I don’t write Ruby anymore. But there were some nice things that I miss sometimes when using other languages. Sometimes I want to express a very simple idea that, while still readable, gets wrapped in brackets, parens, variable declarations, and type declarations to a point where it looks more intimidating and unapproachable than it actually is.


You can get a bit nicer with something like

    [...new Array(1000)].foreach(() => console.log('Hello'))
But yes, ruby is much nicer.


Don't allocate an array when you just need a for loop.


The console.log was just an example.
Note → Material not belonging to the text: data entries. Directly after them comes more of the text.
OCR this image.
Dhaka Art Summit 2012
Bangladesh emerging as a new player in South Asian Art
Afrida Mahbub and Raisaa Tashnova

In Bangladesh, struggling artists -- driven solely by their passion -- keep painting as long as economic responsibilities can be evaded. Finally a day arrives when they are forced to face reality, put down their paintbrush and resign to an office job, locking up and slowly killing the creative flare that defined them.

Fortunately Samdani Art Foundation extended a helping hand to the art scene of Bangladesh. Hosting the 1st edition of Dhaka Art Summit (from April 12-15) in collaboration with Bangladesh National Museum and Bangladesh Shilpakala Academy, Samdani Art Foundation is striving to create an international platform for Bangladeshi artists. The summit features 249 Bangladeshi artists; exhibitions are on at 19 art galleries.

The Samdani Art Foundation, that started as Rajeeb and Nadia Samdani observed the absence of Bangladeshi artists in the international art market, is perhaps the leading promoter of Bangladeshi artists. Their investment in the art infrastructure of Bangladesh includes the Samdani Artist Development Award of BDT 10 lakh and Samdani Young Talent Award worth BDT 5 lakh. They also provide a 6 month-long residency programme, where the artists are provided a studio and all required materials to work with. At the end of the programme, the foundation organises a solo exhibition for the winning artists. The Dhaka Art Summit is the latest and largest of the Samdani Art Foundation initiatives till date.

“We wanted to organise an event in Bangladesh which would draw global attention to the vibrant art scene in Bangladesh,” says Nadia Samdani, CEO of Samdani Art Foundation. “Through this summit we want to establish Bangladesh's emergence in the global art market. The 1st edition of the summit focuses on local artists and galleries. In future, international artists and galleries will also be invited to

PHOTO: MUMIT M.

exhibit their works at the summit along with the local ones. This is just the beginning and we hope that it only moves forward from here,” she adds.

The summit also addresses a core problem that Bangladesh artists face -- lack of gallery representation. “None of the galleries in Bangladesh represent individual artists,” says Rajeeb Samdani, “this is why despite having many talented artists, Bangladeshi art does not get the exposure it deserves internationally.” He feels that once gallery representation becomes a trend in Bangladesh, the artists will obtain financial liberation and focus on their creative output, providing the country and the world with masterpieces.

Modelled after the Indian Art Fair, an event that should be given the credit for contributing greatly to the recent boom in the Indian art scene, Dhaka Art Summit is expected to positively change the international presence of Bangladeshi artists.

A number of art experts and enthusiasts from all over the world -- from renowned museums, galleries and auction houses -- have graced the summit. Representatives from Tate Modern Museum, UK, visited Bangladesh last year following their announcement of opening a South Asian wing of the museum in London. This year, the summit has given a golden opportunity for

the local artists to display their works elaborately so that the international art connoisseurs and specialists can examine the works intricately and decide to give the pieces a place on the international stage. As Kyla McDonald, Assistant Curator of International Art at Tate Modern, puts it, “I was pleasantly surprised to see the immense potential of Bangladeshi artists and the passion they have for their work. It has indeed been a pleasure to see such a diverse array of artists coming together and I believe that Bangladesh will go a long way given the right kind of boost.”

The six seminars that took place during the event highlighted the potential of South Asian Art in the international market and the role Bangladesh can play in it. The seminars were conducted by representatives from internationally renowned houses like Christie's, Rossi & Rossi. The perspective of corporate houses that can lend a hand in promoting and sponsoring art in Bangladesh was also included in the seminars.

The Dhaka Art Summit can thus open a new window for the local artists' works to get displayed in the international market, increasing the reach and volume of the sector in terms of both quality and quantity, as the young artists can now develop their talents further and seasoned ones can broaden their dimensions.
This is just getting a range of numbers.

Right, what's wrong with just

for (var i = 0; i < 1000; i++) {

    console.log("Hello world");

}


Nothing per se, but more declarative code is often nicer to look at than imperative code.

In the for loop example, you need to name and explicitly initialize a variable, you need to explicitly write down the comparison, and you need to explicitly increment the variable.

In the Ruby example, the plumbing is hidden from view, and you can just tell the runtime how often you'd like the thing to happen.

On a tangential note, in Raku (the language formerly known as Perl6), you could have written that as

    say("Hello world") xx 10;
That's pretty hard to beat, imo.


fwiw, most folks would just use Lodash[0]:

  import times from 'lodash.times'
[0] https://lodash.com/docs/4.17.15#times


And that shows one of the main problems with JavaScript. People in my team have spent countless hours removing lodash dependencies from the codebase.


Why? It's imho a must have lib. JS feels incomplete without it.


Your criticism would be more constructive if it included specific examples.